Prior to this appointment, Pajunen served as a member of the City Council in 1997–2005, and became a member of the City Board in 1999. In 2003 he assumed the position of Chairman of the City Board, holding it until his appointment as City Manager of Helsinki.

As City Manager, Pajunen was closely involved in Helsinki's bid to become World Design Capital in 2012 under the theme "Open Helsinki".

==Early life and career==
Jussi Pajunen has a B.Sc and M.Sc from the Helsinki School of Economics and MBA from INSEAD in France. He speaks Finnish, Swedish, English, and French fluently. In 2011, he was awarded an honorary doctorate from the Aalto University School of Economics. He was granted the honorary title of ylipormestari (överborgmästare) by the Finnish president in 2006.

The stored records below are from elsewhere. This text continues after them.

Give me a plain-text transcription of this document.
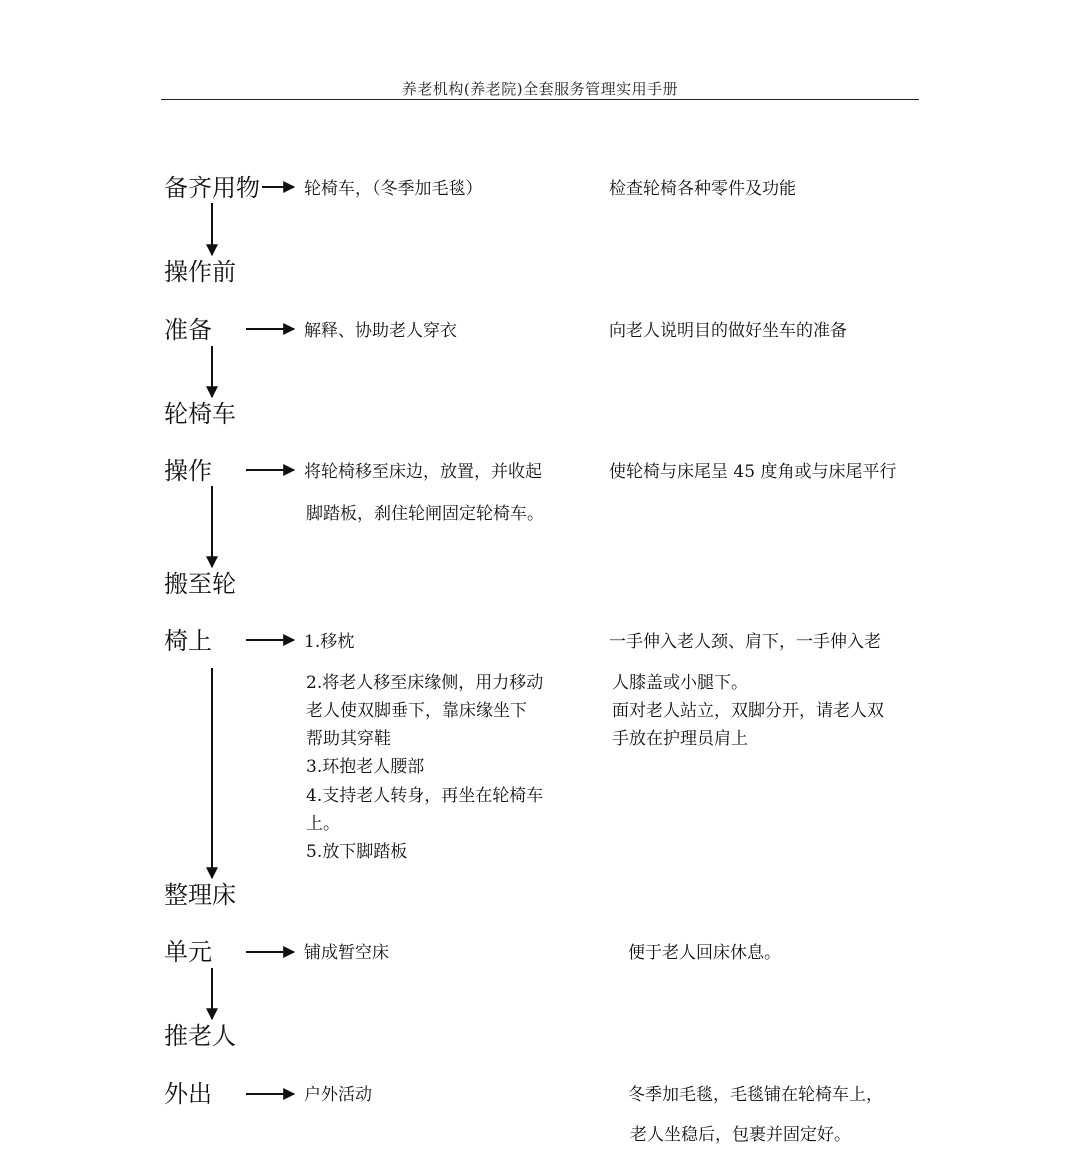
养老机构(养老院)全套服务管理实用手册
备齐用物
操作前
准备
轮椅车
操作
搬至轮
椅上
整理床
单元
推老人
外出
轮椅车，（冬季加毛毯）
解释、协助老人穿衣
将轮椅移至床边，放置，并收起
脚踏板，刹住轮闸固定轮椅车。
1.移枕
2.将老人移至床缘侧，用力移动
老人使双脚垂下，靠床缘坐下
帮助其穿鞋
3.环抱老人腰部
4.支持老人转身，再坐在轮椅车
上。
5.放下脚踏板
铺成暂空床
户外活动
检查轮椅各种零件及功能
向老人说明目的做好坐车的准备
使轮椅与床尾呈 45 度角或与床尾平行
一手伸入老人颈、肩下，一手伸入老
人膝盖或小腿下。
面对老人站立，双脚分开，请老人双
手放在护理员肩上
便于老人回床休息。
冬季加毛毯，毛毯铺在轮椅车上，
老人坐稳后，包裹并固定好。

Before assuming his duties as City Manager of Helsinki, Jussi Pajunen worked as Managing Director and as Chairman of the Board of the family firm Edvard Pajunen Ltd.

Pajunen was earlier a member of the Liberal Party and a small group known as Reform Party Liberals. He moved to the larger National Coalition Party in 1996.

Jussi Pajunen is married and has five adult children.

==Helsinki Master Plan 2002 and the judicial disqualification==

While serving as a member and a chairman of the City Board, Pajunen was also a chairman of the board in a private real estate company Malmin Nova. However Pajunen did not disqualify himself when the Master Plan 2002 was approved in the City Board on 26 November 2005. The Supreme Administrative Court of Finland judicially disqualified Pajunen and the part of the Master Plan that would have had significant effect in the Malmi area was reverted.